As a catering manager, you'll:
- recruit, train and manage staff
- make sure all services meet health and safety and food hygiene standards
- plan menus to take into account nutritional standards and medical requirements, such as low fat, gluten free, vegetarian, etc
- arrange staff rotas
- control budgets
- order and control stock
- supervise catering staff to make sure that meals are prepared and served correctly and that supplies are available and carefully used.
- liaising with dietitians and dietetic assistants to plan meals for patients on special diets.
- work with chefs and cooks to plan menus.
Pay and benefits
You'll typically be paid at band 4 on the NHS Agenda for Change (AfC) pay system. You could apply for posts as a catering manager at AfC bands 5 and 6 with experience and training. You'll work standard hours of around 37.5 a week which may include shifts including early starts and evenings.
You’ll also have access to our generous pension scheme and health service discounts, as well as 27 days of annual leave, plus bank holidays, which increases the longer you’re in service.

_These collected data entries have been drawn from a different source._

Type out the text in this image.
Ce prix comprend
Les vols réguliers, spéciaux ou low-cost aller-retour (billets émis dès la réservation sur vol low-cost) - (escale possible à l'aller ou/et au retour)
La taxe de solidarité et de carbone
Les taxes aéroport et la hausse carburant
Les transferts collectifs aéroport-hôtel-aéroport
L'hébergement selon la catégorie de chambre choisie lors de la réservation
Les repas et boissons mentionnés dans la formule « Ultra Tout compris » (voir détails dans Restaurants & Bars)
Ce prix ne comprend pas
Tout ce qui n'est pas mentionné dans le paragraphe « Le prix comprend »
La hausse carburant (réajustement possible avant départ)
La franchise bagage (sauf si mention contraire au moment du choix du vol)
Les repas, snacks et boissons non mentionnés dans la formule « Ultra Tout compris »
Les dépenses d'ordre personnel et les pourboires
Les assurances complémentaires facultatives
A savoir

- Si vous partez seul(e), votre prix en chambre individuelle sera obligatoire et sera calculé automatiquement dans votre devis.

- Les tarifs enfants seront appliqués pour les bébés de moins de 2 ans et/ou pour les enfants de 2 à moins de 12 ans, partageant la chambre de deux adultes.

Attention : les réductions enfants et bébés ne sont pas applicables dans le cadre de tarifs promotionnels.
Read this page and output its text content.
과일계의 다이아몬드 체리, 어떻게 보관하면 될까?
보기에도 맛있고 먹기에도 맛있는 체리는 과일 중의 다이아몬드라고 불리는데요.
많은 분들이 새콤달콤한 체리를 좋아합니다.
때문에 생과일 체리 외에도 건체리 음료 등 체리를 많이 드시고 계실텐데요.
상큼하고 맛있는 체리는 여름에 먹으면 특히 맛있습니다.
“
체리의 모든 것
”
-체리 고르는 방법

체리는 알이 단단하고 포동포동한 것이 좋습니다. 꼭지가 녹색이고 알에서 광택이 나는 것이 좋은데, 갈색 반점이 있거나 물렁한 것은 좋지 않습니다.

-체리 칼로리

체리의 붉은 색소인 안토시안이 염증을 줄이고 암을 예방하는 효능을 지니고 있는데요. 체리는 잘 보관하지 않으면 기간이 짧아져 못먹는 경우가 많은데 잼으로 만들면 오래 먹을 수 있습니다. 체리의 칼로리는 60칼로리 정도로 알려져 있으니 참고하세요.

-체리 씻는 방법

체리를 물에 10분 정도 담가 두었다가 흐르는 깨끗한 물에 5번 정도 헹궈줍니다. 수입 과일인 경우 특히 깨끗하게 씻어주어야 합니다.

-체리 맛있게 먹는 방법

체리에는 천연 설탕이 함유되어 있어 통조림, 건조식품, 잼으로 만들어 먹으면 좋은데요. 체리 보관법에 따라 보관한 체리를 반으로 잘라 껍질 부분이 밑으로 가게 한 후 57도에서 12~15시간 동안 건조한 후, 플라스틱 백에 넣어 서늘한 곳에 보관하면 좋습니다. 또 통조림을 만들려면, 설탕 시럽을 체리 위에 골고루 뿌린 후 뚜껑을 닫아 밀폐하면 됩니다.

Catering managers in the NHS have a relevant qualification, usually a degree or HND. This could be in, for example
- hospitality management
- hotel and catering management
- culinary arts management
To get onto a degree or HND course you usually need
- two or three A levels, along with five GCSEs (grades A-C), including English language and maths
or alternative qualifications, including
- BTEC or HNC
- relevant NVQ
- access course
- equivalent Scottish or Irish qualifications
However, each institution sets its own entry requirements, so it’s important to check carefully.
- interested in food and drink
- flexible and adaptable
- able to plan ahead and prioritise
- keen to provide good customer service
- able to manage people and budgets
- able to solve problem
- be able to communicate
Training and development
If you join the NHS as a catering manager you will be given the training you need to introduce you to the department and its systems and procedures. You are likely to have opportunities to take further qualifications which may include apprenticeships. You may also be expected to go on short courses in particular topics such as special diets.
Where the role can lead
With experience, catering managers can progress by being responsible for larger department and could become the head of an NHS trust’s catering service.